Researchers demonstrate graphene-based nanoelectromechanical periodic array with tunable frequency

Phononic crystals (PnCs) are artificial structural composites with periodic modulation of elastic parameters, and they are capable of regulating the propagation of sound waves. Devices with different geometric parameters have been made to regulate phonon band structure. However, how to achieve field adjustment of band structure remains a challenge.

In a study published in Nano Letters, a research team led by Prof. Guo Guoping and Prof. Song Xiangxiang from University of Science and Technology of China (USTC) of the Chinese Academy of Sciences experimentally demonstrated a graphene-based nanoelectromechanical periodic array (NEMPA) with which the researchers realized a large number of quasi-continuous resonance modes over a large tunable frequency range.

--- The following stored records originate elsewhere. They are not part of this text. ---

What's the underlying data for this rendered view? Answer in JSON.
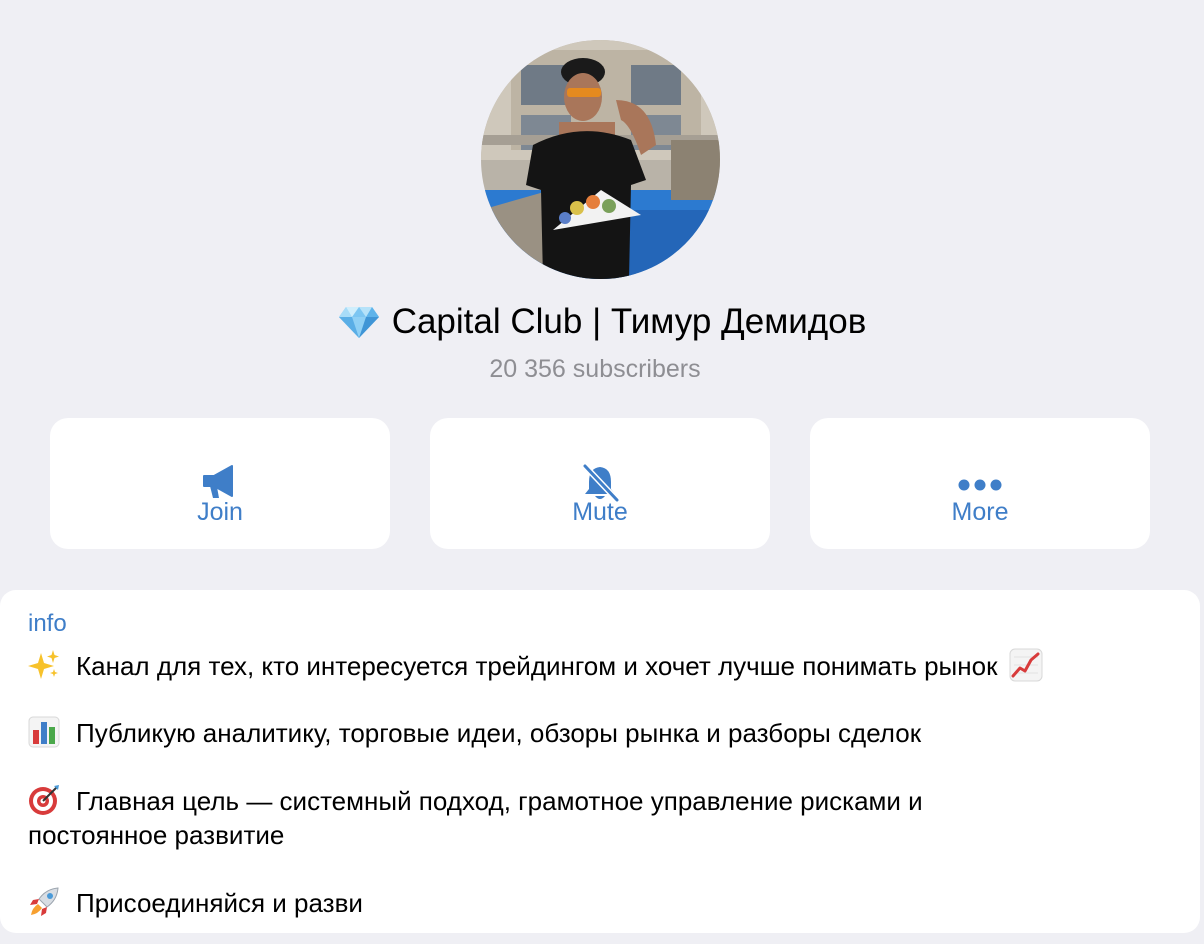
{
  "channel": {
    "title": "Capital Club | Тимур Демидов",
    "subscribers": "20 356 subscribers",
    "title_icon": "gem-icon"
  },
  "actions": [
    {
      "label": "Join",
      "icon": "megaphone-icon"
    },
    {
      "label": "Mute",
      "icon": "bell-slash-icon"
    },
    {
      "label": "More",
      "icon": "ellipsis-icon"
    }
  ],
  "info": {
    "label": "info",
    "lines": [
      {
        "emoji": "sparkles-icon",
        "text": "Канал для тех, кто интересуется трейдингом и хочет лучше понимать рынок",
        "trailing_emoji": "chart-increasing-icon"
      },
      {
        "emoji": "bar-chart-icon",
        "text": "Публикую аналитику, торговые идеи, обзоры рынка и разборы сделок"
      },
      {
        "emoji": "target-icon",
        "text": "Главная цель — системный подход, грамотное управление рисками и",
        "continuation": "постоянное развитие"
      },
      {
        "emoji": "rocket-icon",
        "text": "Присоединяйся и разви"
      }
    ]
  },
  "colors": {
    "background": "#efeff4",
    "accent": "#3f7ec8",
    "secondary_text": "#8e8e93",
    "card": "#ffffff"
  }
}
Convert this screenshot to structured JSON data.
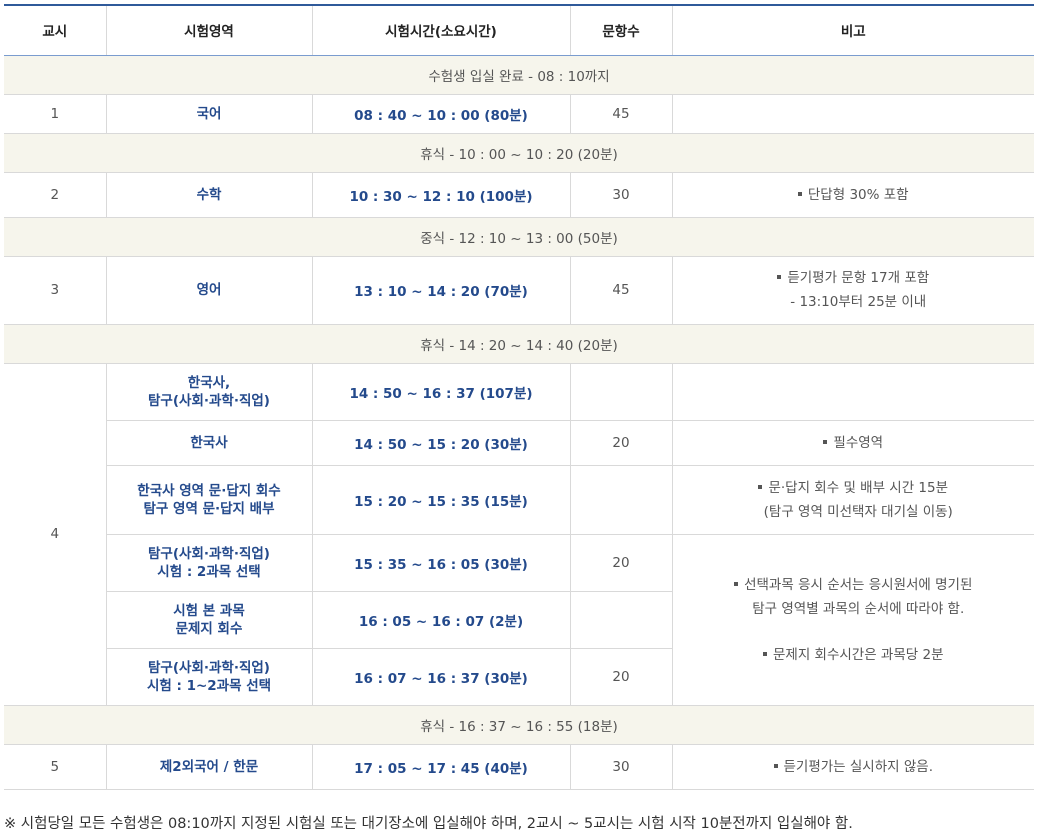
{
  "headers": {
    "period": "교시",
    "area": "시험영역",
    "time": "시험시간(소요시간)",
    "count": "문항수",
    "remark": "비고"
  },
  "entry_row": "수험생 입실 완료 - 08 : 10까지",
  "period1": {
    "period": "1",
    "subject": "국어",
    "time": "08 : 40 ~ 10 : 00 (80분)",
    "count": "45"
  },
  "break1": "휴식 - 10 : 00 ~ 10 : 20 (20분)",
  "period2": {
    "period": "2",
    "subject": "수학",
    "time": "10 : 30 ~ 12 : 10 (100분)",
    "count": "30",
    "remark": "단답형 30% 포함"
  },
  "lunch": "중식 - 12 : 10 ~ 13 : 00 (50분)",
  "period3": {
    "period": "3",
    "subject": "영어",
    "time": "13 : 10 ~ 14 : 20 (70분)",
    "count": "45",
    "remark_line1": "듣기평가 문항 17개 포함",
    "remark_line2": "- 13:10부터 25분 이내"
  },
  "break2": "휴식 - 14 : 20 ~ 14 : 40 (20분)",
  "period4": {
    "period": "4",
    "rows": [
      {
        "subject_line1": "한국사,",
        "subject_line2": "탐구(사회·과학·직업)",
        "time": "14 : 50 ~ 16 : 37 (107분)",
        "count": ""
      },
      {
        "subject_line1": "한국사",
        "time": "14 : 50 ~ 15 : 20 (30분)",
        "count": "20",
        "remark": "필수영역"
      },
      {
        "subject_line1": "한국사 영역 문·답지 회수",
        "subject_line2": "탐구 영역 문·답지 배부",
        "time": "15 : 20 ~ 15 : 35 (15분)",
        "count": "",
        "remark_line1": "문·답지 회수 및 배부 시간 15분",
        "remark_line2": "(탐구 영역 미선택자 대기실 이동)"
      },
      {
        "subject_line1": "탐구(사회·과학·직업)",
        "subject_line2": "시험 : 2과목 선택",
        "time": "15 : 35 ~ 16 : 05 (30분)",
        "count": "20"
      },
      {
        "subject_line1": "시험 본 과목",
        "subject_line2": "문제지 회수",
        "time": "16 : 05 ~ 16 : 07 (2분)",
        "count": ""
      },
      {
        "subject_line1": "탐구(사회·과학·직업)",
        "subject_line2": "시험 : 1~2과목 선택",
        "time": "16 : 07 ~ 16 : 37 (30분)",
        "count": "20"
      }
    ],
    "merged_remark_line1": "선택과목 응시 순서는 응시원서에 명기된",
    "merged_remark_line2": "탐구 영역별 과목의 순서에 따라야 함.",
    "merged_remark_line3": "문제지 회수시간은 과목당 2분"
  },
  "break3": "휴식 - 16 : 37 ~ 16 : 55 (18분)",
  "period5": {
    "period": "5",
    "subject": "제2외국어 / 한문",
    "time": "17 : 05 ~ 17 : 45 (40분)",
    "count": "30",
    "remark": "듣기평가는 실시하지 않음."
  },
  "footnote": "※ 시험당일 모든 수험생은 08:10까지 지정된 시험실 또는 대기장소에 입실해야 하며, 2교시 ~ 5교시는 시험 시작 10분전까지 입실해야 함."
}
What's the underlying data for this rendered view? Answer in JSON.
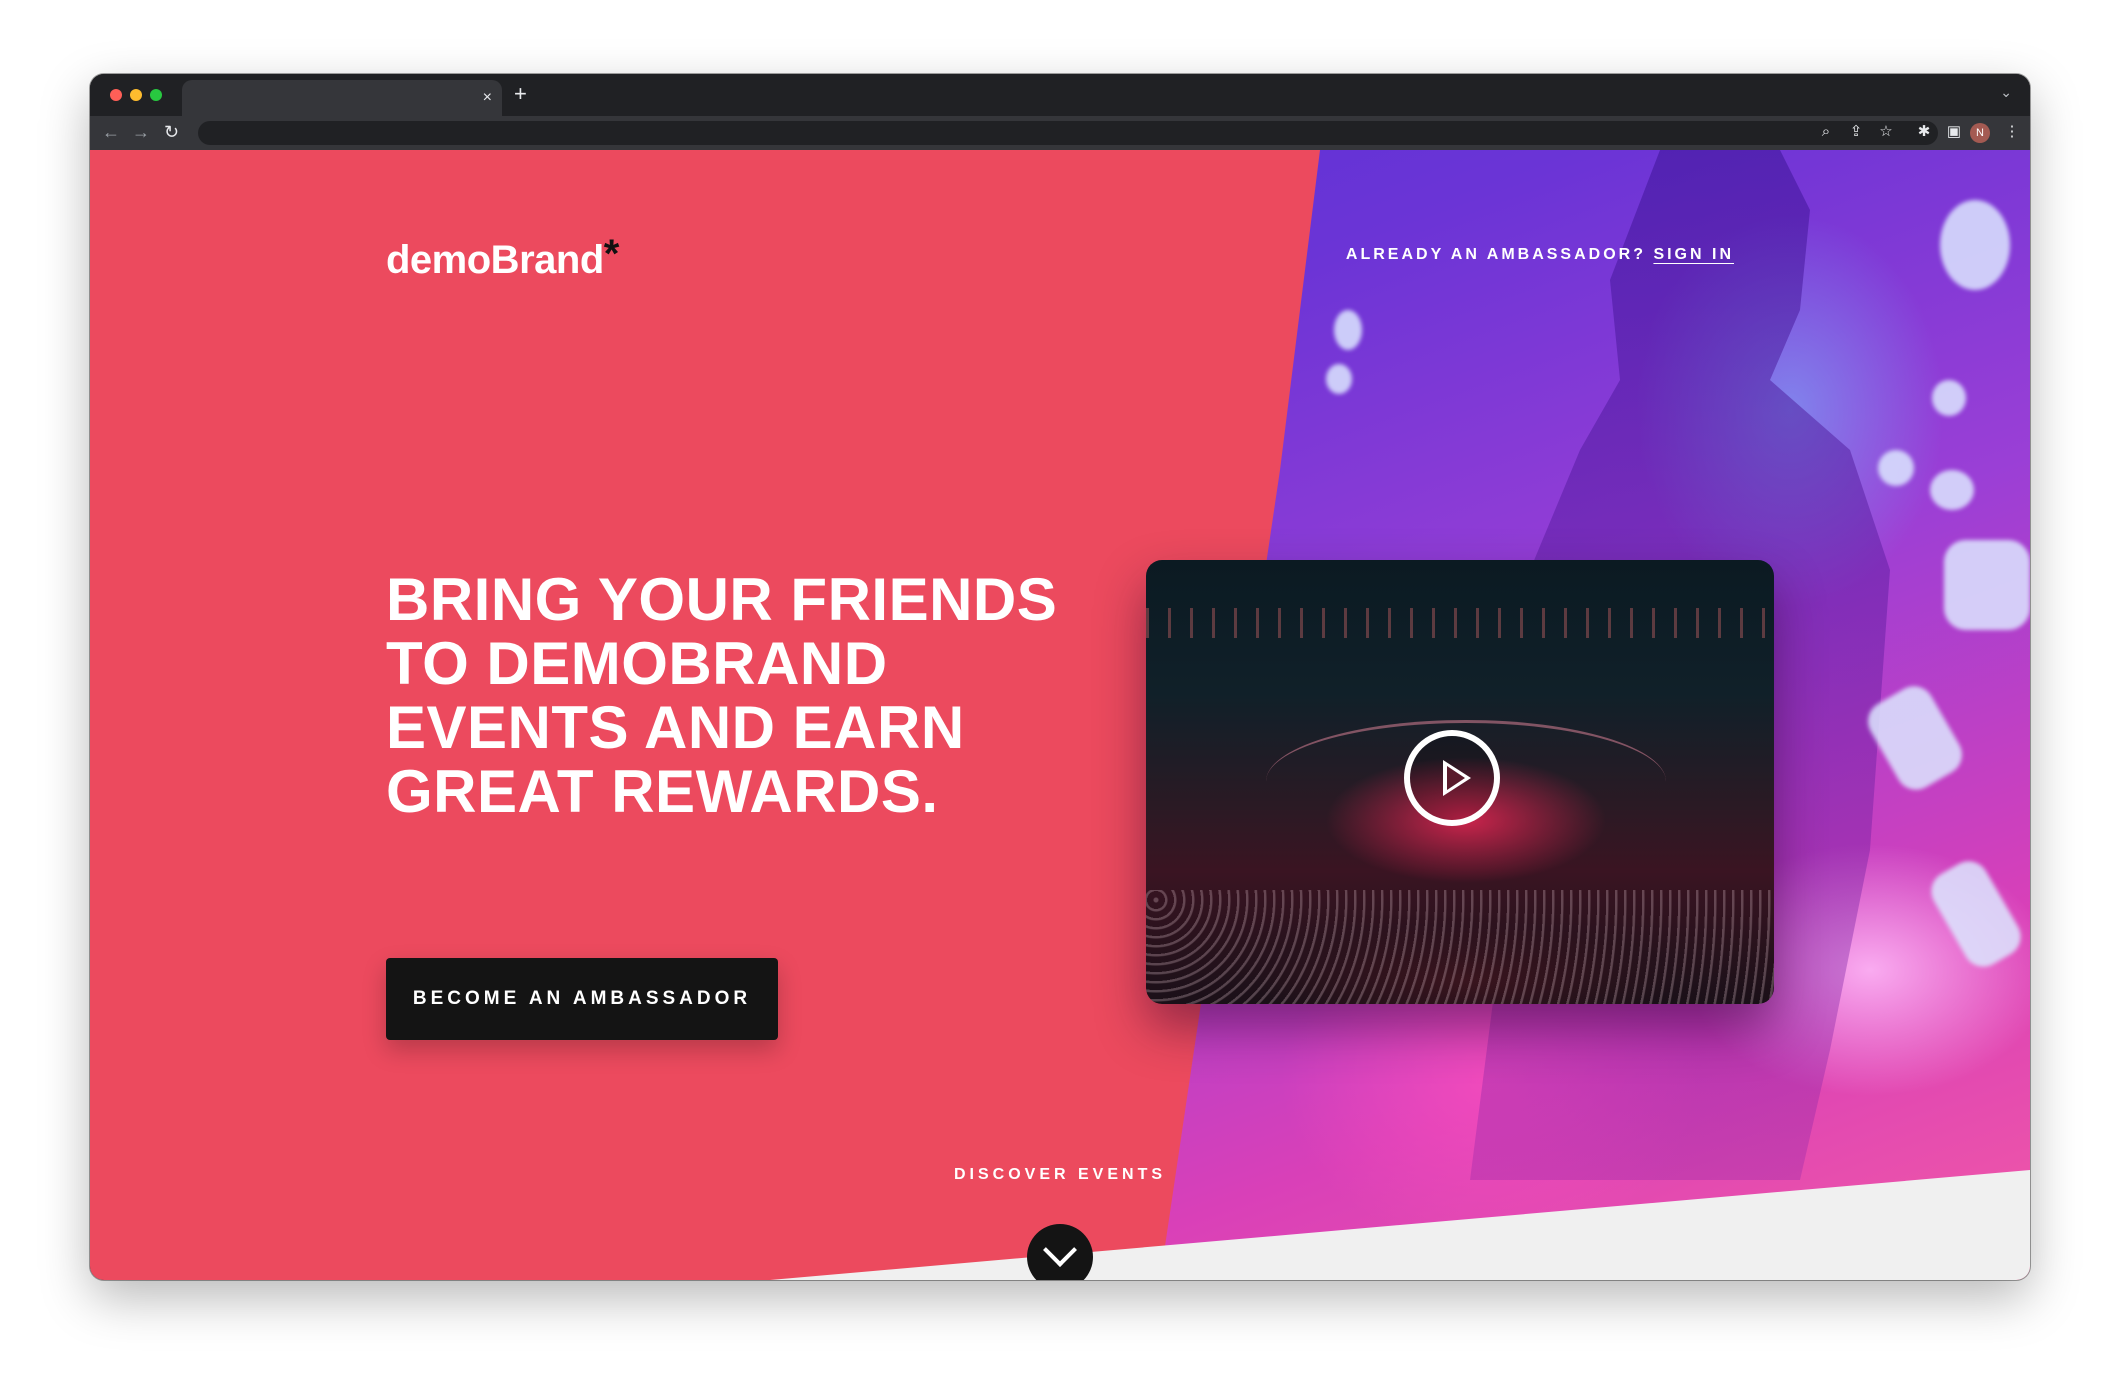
{
  "browser": {
    "tab_close": "×",
    "new_tab": "+",
    "tabs_menu": "⌄",
    "nav": {
      "back": "←",
      "forward": "→",
      "reload": "↻"
    },
    "toolbar_icons": {
      "zoom": "⌕",
      "share": "⇪",
      "bookmark": "☆",
      "extensions": "✱",
      "sidepanel": "▣",
      "menu": "⋮"
    },
    "profile_initial": "N"
  },
  "hero": {
    "logo_text": "demoBrand",
    "logo_mark": "*",
    "signin_prompt": "ALREADY AN AMBASSADOR? ",
    "signin_link": "SIGN IN",
    "headline_lines": [
      "BRING YOUR FRIENDS",
      "TO DEMOBRAND",
      "EVENTS AND EARN",
      "GREAT REWARDS."
    ],
    "cta_label": "BECOME AN AMBASSADOR",
    "discover_label": "DISCOVER EVENTS"
  },
  "colors": {
    "hero_background": "#ec4a5e",
    "button_background": "#141414",
    "text": "#ffffff"
  }
}
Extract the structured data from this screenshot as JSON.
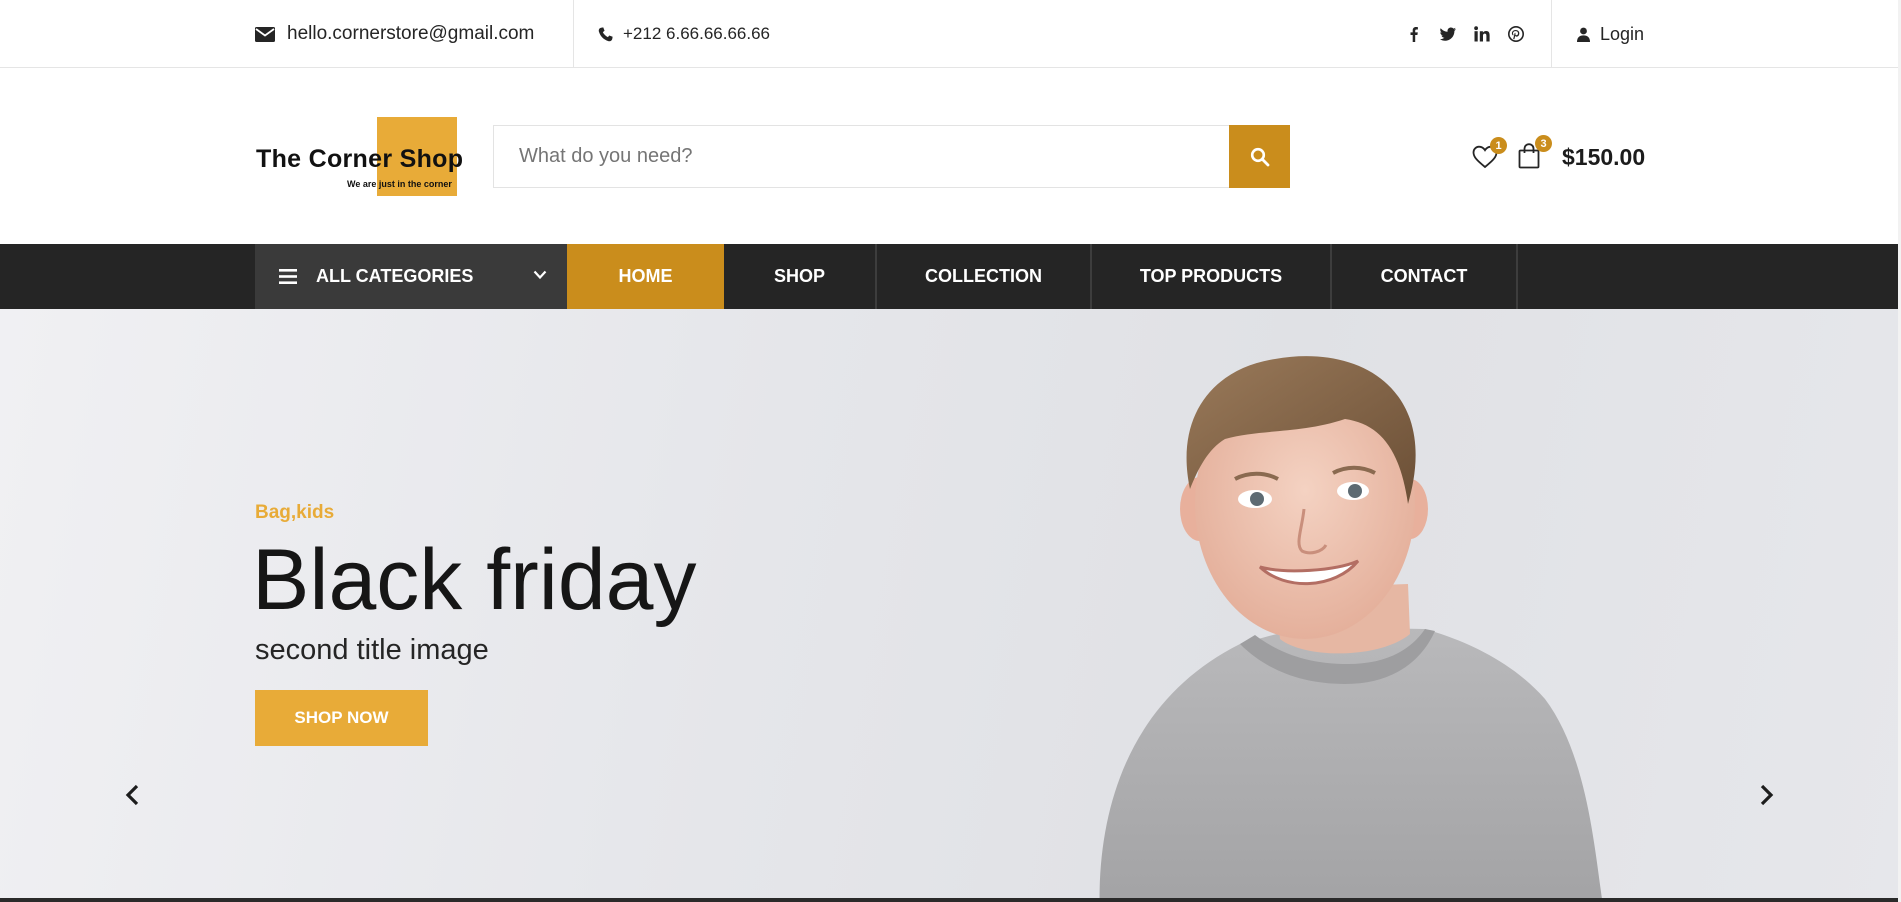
{
  "topbar": {
    "email": "hello.cornerstore@gmail.com",
    "phone": "+212 6.66.66.66.66",
    "social": [
      "facebook-icon",
      "twitter-icon",
      "linkedin-icon",
      "pinterest-icon"
    ],
    "login_label": "Login"
  },
  "header": {
    "logo_title": "The  Corner Shop",
    "logo_tagline": "We are just in the corner",
    "search_placeholder": "What do you need?",
    "wishlist_count": "1",
    "cart_count": "3",
    "cart_total": "$150.00"
  },
  "nav": {
    "all_categories": "ALL CATEGORIES",
    "items": [
      {
        "label": "HOME",
        "active": true
      },
      {
        "label": "SHOP",
        "active": false
      },
      {
        "label": "COLLECTION",
        "active": false
      },
      {
        "label": "TOP PRODUCTS",
        "active": false
      },
      {
        "label": "CONTACT",
        "active": false
      }
    ]
  },
  "hero": {
    "category": "Bag,kids",
    "title": "Black friday",
    "subtitle": "second title image",
    "button_label": "SHOP NOW"
  },
  "colors": {
    "accent": "#ca8d1c",
    "accent_light": "#e8ab38",
    "nav_bg": "#252525",
    "allcat_bg": "#3a3a3a"
  }
}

Graphene is a relatively elastic two-dimensional material with mechanical property similar to a thin film. Besides, the good conductivity of graphene makes it possible for applied electric field to stretch the graphene flake and modify its strain, changing its vibration frequency during this process. Therefore, the biggest advantage of graphene is that its resonant frequency could be electrically tuned.

The researchers first etched the uniform periodic array of cylindrical nanopillars on the substrate, and then prepared the electrodes by micro-nano fabrication. Finally, they transferred the graphene with appropriate thickness to the prepared structure, and realized the two-dimensional graphene based NEMPA device.

The researchers found that the device exhibited a large number of quasi-continuous resonance modes in a very large frequency range and that the frequency can be adjusted by the grid voltage. The first trial to apply graphene in a two-dimensional array to form PnCs yields a wide-area tunable resonance effect, heralding the possibilities to use other materials for PnCs formation.

This study provided a promising platform for studying PnCs based on two-dimensional materials and their heterostructures. "We'd like to explore other phenomena in materials besides graphene, and we are going to design other geometric structures such as different arrangements of nanopillar array," said Prof. Song.